Diante disso, 174 gestantes foram levadas para a capital do estado entre 2024 e julho de 2026 para a realização dos partos. Apenas neste ano, a Administração da Ilha gastou R$ 346.018,26 com passagens aéreas, hospedagem e alimentação das mães e dos acompanhantes. Os dados foram divulgados pelo governo local.

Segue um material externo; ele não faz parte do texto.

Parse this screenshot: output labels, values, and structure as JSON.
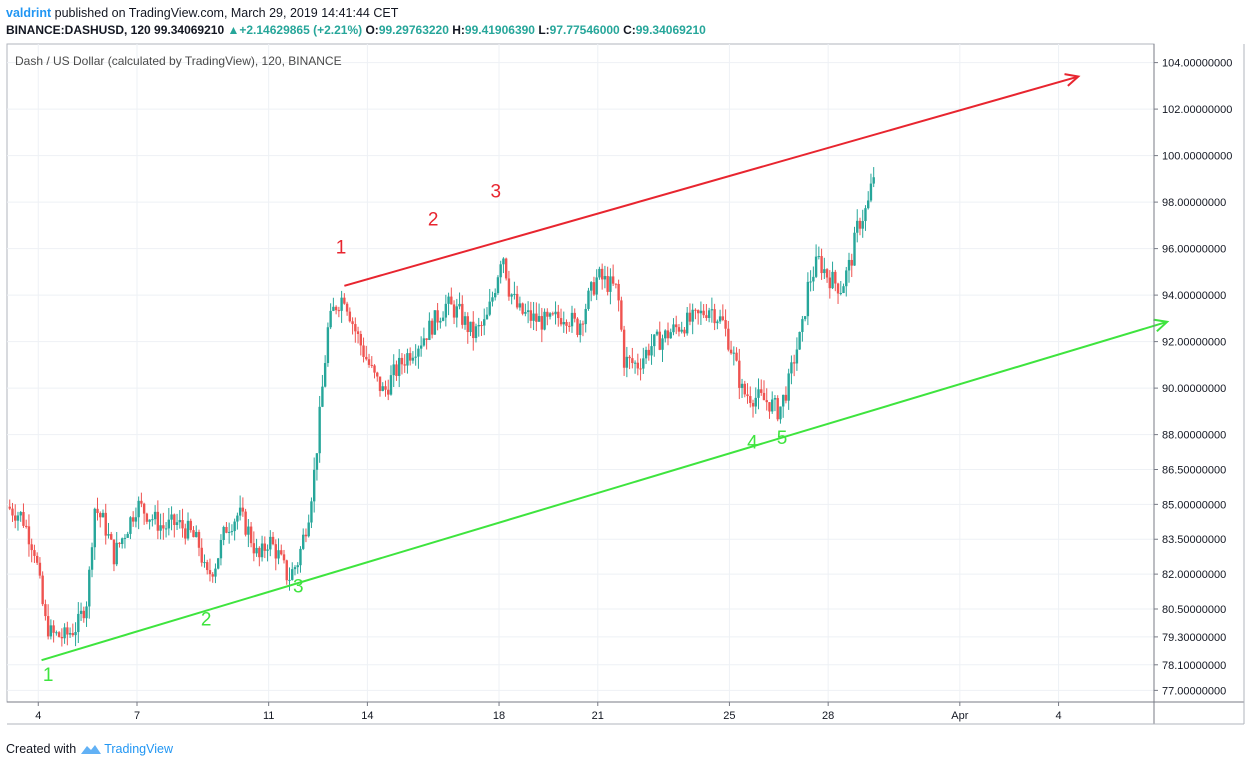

Diante da impossibilidade de realização de partos, as gestantes que residem na Ilha são tranferidas para Recife ao completar 28 semanas de gravidez.
Segundo a Assessoria de Comunicação da Administração da Ilha, o número de gestantes encaminhadas ao Recife para dar à luz foi:
2024: 60 partos;
2025: 74 partos;
Até julho de 2026: 40 partos.
Os gastos registrados no primeiro semestre de 2026 foram:
Janeiro: R$ 29.354,47;
Fevereiro: R$ 41.583,64;
Março: R$ 58.844,44;
Abril: R$ 77.046,73;
Maio: R$ 90.802,19;
Junho: R$ 48.386,79.
Fernando de Noronha tem apenas o Hospital São Lucas, que é de média complexidade. A ilha não possui maternidade nem Unidade de Terapia Intensiva (UTI). De acordo com protocolo do Ministério da Saúde, os partos só podem ser realizados apenas em maternidades com equipes especializadas.